Les engagements pris le 21 novembre lors d’une table ronde avec le Premier ministre sur les biocarburants vont-ils pouvoir être confirmés ? Alors que devait démarrer l’expérience d’incorporation directe d’éthanol sous l’égide de la Siplec (groupe Leclerc), près de Rouen, la filière agricole s’interroge sur les engagements des compagnies pétrolières et l’évolution de la réglementation. Et elle considère qu’un premier bilan d’étape avec les pouvoirs publics devrait être réalisé.
Les pouvoirs publics français et européens, de même que les compagnies pétrolières ont-ils toujours « l’enthousiasme » du 21 novembre pour développer l’incorporation de bioéthanol dans les essences ? Six mois après la table ronde qui avait abouti à un dispositif ambitieux annoncé par le premier ministre, la profession agricole s’interroge. L’expérimentation de la région de Rouen, visant à incorporer 5 % de bioéthanol en direct dans les essences (300 000 tonnes) doit, certes, démarrer en ce début mai. Mais avec une surprise : la base d’essence utilisée pour cette opération – à basse volatilité – n’est pas produite par un pétrolier français mais importée. Et pourtant, les pétroliers, réunis au sein de l’UFIP (Union française des industries pétrolières) s’étaient engagés à proposer de telles bases. « C’est ce qu’on a fait», répond Jacques Blondy, responsable du dossier agricole au sein de la division marketing et raffinage de Total. « On a proposé des bases à faible volatilité mais… on n’a pas d’acheteur ! Quand on l’a fait, les responsables du projet Siplec nous ont affirmé qu’ils s’étaient déjà approvisionnés. » Et Jacques Blondy de certifier que cette base est au catalogue, même s’il reconnaît que le pétrolier « n’est pas chaud pour vendre ce produit qui présente de gros inconvénients. » Et qui, selon d’autres sources non confirmées par le pétrolier, n’aurait sans doute pas été proposé à des prix aussi intéressant que l’importation.
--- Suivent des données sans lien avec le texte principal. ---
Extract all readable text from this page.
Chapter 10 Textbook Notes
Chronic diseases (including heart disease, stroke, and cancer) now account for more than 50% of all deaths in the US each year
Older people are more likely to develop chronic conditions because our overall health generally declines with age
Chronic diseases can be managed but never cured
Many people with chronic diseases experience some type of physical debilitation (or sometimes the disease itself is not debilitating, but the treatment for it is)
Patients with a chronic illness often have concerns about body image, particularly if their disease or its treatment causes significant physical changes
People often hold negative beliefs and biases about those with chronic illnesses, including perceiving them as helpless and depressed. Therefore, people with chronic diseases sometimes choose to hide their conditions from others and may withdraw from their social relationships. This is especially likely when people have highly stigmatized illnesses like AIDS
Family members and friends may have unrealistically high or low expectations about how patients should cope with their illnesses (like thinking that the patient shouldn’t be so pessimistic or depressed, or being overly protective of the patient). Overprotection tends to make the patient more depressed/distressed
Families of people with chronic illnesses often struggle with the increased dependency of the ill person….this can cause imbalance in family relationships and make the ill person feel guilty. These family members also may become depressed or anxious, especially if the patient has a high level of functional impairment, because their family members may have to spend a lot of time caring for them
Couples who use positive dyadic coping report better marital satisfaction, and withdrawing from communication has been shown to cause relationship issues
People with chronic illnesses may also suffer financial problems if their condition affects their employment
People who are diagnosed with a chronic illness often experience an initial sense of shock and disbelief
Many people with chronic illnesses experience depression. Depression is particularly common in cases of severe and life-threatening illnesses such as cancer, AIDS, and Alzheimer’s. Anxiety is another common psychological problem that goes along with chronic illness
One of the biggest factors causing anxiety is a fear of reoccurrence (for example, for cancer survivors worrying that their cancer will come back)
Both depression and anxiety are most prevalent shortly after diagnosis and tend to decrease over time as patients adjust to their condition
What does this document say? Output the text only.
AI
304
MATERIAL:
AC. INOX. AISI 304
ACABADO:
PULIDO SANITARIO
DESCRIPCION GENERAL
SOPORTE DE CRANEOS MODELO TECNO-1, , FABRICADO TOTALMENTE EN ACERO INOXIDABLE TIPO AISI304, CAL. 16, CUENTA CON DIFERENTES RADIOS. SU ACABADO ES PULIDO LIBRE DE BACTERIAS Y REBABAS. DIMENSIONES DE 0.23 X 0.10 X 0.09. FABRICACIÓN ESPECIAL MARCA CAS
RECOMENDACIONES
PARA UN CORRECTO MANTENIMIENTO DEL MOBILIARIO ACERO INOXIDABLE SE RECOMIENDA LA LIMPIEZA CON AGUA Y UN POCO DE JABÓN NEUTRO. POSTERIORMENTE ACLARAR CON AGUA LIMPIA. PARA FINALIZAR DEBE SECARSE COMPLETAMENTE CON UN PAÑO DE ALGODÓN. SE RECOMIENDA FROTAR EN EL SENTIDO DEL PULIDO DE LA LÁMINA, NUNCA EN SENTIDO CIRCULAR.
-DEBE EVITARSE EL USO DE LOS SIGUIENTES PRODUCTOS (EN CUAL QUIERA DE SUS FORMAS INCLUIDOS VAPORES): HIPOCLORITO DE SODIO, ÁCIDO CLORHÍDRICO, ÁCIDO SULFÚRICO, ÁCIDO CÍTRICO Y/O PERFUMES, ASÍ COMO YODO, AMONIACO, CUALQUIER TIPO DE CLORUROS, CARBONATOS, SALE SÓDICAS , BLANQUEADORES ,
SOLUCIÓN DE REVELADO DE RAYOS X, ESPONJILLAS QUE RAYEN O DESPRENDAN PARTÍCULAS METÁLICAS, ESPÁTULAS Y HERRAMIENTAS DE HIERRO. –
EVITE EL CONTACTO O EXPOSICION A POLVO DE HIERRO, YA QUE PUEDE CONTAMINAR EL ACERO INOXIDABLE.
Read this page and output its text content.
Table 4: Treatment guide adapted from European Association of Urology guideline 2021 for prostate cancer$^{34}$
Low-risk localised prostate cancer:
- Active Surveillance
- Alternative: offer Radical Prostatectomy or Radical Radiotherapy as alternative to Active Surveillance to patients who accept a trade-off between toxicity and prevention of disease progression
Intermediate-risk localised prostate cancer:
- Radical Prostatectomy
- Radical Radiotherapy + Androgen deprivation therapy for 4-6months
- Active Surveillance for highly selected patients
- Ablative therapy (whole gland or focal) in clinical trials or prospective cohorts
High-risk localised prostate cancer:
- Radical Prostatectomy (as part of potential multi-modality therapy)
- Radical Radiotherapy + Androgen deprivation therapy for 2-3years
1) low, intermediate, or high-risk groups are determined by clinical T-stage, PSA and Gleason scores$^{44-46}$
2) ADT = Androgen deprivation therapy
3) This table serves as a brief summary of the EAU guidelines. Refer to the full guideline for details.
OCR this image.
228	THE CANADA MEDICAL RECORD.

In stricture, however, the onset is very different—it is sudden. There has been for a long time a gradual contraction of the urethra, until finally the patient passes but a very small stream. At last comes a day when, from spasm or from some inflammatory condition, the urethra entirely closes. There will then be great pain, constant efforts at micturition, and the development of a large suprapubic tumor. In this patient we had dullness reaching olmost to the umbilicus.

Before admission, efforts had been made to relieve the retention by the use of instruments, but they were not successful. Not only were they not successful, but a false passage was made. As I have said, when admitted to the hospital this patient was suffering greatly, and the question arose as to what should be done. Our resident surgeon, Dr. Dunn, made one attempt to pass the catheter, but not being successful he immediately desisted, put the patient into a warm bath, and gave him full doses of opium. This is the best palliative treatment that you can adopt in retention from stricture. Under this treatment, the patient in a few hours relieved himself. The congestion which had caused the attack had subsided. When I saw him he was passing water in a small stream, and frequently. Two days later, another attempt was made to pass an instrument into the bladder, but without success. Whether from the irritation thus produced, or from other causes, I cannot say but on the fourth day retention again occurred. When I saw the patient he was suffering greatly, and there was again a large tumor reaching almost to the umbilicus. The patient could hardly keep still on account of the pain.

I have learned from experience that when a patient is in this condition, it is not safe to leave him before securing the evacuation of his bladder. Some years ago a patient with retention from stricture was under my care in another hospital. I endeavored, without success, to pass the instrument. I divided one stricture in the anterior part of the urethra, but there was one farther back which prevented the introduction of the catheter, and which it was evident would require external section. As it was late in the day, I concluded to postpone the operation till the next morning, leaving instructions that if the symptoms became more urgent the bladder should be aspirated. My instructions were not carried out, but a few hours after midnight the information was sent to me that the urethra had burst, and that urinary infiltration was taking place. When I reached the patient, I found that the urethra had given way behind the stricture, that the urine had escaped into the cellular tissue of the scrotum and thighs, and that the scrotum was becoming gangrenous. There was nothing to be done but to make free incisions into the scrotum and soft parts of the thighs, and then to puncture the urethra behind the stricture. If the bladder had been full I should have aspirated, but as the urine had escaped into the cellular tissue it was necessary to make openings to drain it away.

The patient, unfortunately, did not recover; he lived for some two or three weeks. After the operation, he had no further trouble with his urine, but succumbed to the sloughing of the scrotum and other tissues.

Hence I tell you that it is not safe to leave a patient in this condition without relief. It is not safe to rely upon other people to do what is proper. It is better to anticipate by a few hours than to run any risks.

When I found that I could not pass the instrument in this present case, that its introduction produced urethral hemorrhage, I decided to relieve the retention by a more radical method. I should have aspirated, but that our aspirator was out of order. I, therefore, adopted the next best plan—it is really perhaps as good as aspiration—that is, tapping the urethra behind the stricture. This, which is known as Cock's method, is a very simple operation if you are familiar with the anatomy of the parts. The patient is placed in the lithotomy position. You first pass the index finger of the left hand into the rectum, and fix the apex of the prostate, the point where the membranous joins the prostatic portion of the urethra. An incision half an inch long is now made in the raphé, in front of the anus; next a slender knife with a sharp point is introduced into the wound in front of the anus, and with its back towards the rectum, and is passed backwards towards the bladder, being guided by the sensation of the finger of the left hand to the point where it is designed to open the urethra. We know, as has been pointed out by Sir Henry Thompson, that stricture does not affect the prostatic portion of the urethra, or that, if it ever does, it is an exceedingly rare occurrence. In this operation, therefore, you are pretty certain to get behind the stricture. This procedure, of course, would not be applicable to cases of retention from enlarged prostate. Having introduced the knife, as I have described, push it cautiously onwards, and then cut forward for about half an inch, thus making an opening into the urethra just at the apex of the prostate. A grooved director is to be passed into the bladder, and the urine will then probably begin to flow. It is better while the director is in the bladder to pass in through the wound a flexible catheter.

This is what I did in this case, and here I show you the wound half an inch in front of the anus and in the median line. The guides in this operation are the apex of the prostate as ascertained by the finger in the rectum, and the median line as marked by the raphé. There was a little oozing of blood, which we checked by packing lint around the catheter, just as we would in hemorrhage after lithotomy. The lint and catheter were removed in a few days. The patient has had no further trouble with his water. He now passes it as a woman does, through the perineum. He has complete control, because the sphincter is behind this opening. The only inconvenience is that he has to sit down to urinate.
De fait, le développement de ces essences éthanolables produits en France ne semble pas encore considérable en dépit de la hausse du prix du pétrole.
Faire évoluer la réglementation
Autre obstacle, la réglementation. Les règles européennes n’ont pas encore évolué et bloquent encore à 3 % le taux d’incorporation en terme de pouvoir énergétique. Or, cette réglementation doit changer pour que le taux de 5,75 % soit atteint dès 2008 comme le plan français le prévoit. Autre avancée attendue : la normalisation réglementaire du carburant E85 (mélange de 15 % d’essence et 85 % d’éthanol). Ce mélange donne tout son intérêt aux automobiles Flex-Fuel (capables de rouler avec ce carburant) qui commencent à être commercialisées par Ford, Saab, et demain peut-être d’autres constructeurs. De plus, note Alain Jeanroy, coordonnateur du dossier bioéthanol pour la profession agricole, « il serait nécessaire que l’E85 bénéficie d’une exonération fiscale totale. Cela pourrait être prévu dans le cadre de la loi de finances 2007. »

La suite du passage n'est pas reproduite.